Primary cultures of neonatal rat aortic smooth muscle cells inoculated at high densities (1 .times. 106 cells/25 cm2 Falcon flask) with adequate nutrient media and pH control, grow rapidly and form multilayers of cells with typical hill and valley organization. After 10 days growth, insoluble elastin formation could be visualized by phase contrast microscopy as small particles which grew rapidly to become large irregular refractile aggregates and later coalesced to form larger aggregates and small fibers. With light microscopy and EM, elastin was the predominant matrix protein formed, with the hill regions of cultures containing abundant elastin aggregates and some collagen. In 2-wk-old cultures, differentiation could be observed within the cell multilayer.

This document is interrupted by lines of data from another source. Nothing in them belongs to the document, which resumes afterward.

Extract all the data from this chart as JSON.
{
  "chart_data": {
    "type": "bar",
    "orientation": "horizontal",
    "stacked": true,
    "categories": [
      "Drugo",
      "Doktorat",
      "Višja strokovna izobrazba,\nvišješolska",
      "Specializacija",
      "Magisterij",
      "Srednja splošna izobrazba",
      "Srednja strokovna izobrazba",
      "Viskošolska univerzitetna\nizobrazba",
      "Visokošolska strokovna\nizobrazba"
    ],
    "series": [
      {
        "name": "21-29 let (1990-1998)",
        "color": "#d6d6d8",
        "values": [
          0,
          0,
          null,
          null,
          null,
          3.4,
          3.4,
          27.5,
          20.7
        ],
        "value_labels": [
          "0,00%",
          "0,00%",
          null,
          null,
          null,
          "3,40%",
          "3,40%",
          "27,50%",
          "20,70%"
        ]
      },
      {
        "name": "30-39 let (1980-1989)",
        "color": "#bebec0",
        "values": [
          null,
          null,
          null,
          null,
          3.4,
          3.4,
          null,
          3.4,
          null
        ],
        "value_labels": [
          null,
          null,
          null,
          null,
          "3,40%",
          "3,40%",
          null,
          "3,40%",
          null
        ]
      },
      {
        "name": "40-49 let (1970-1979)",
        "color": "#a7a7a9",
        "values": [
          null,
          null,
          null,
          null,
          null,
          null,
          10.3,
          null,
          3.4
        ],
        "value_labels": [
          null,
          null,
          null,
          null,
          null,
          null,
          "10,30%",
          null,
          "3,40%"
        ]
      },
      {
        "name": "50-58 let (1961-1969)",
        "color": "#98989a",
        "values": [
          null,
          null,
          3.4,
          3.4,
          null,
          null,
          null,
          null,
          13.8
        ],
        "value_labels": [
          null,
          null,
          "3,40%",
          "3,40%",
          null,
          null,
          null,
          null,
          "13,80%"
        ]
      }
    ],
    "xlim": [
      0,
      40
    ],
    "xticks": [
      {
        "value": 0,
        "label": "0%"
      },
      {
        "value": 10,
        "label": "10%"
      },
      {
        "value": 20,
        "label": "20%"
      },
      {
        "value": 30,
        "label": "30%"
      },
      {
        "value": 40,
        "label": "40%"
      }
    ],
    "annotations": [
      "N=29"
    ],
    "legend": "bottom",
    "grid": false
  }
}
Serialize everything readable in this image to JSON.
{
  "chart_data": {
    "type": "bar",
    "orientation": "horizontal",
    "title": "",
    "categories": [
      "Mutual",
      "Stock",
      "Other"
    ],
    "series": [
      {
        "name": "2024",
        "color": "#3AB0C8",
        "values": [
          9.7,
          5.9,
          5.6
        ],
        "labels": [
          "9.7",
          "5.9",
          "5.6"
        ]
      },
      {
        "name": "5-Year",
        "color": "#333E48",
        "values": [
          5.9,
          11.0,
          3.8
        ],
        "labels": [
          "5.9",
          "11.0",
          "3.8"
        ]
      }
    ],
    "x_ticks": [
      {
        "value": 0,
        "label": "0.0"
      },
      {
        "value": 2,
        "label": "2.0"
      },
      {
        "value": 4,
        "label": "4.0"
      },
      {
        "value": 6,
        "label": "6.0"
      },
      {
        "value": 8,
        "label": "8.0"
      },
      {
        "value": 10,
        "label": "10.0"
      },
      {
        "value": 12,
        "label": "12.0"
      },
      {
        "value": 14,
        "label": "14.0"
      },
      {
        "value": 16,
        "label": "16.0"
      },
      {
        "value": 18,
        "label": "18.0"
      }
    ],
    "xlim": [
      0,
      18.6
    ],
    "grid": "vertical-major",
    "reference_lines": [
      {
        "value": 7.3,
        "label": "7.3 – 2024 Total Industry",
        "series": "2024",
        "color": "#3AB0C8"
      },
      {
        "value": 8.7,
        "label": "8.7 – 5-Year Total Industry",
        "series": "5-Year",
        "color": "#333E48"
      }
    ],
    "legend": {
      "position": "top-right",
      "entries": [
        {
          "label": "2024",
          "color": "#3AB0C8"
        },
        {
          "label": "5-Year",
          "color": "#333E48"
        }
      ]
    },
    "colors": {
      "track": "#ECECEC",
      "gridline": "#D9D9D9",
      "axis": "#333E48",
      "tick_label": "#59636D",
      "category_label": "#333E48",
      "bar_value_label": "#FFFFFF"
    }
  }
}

The older deeper cells contained more protein synthesizing organelles and myofilaments and were in close association with large often coalescing elastin aggregates compared to younger more superficial cells which contained more free polyribosomes, less myofilaments, and were associated with fewer and smaller elastin aggregates. In older cultures this differentiation was not apparent; the cells contained many myofilaments, dense bodies and lysosomes. Elastin aggregates and newly formed elastic fibers were abundant in the matrix. Quantitative analysis of insoluble elastin formation in the cell layer during the 4-wk culture period indicated continuous biosynthesis and deposition which paralleled that of desmosine formation. Amino acid analysis of a hot alkali insoluble residue (regarded as elastin) from 30-day-old cultures gave a profile identical with neonatal rat aortic elastin in vivo. Insoluble collagen formation in the cell layer tended to plateau after the log phase of growth was completed (10 days). Proteoglycans were found predominantly in the supernatant media. Glycosaminoglycan analysis revealed a profile of dermatan sulfate (32%), chondroitin 4-sulfate (43%), keratan and heparan sulfate (30%), with only a trace of hyaluronic acid. Primary cultures of neonatal rat aortic smooth muscle cells remain differentiated in culture and have the unique capacity to continue to synthetize and deposit large amounts (mg) of insoluble elastin which aggregate and form elastic fibers in vitro.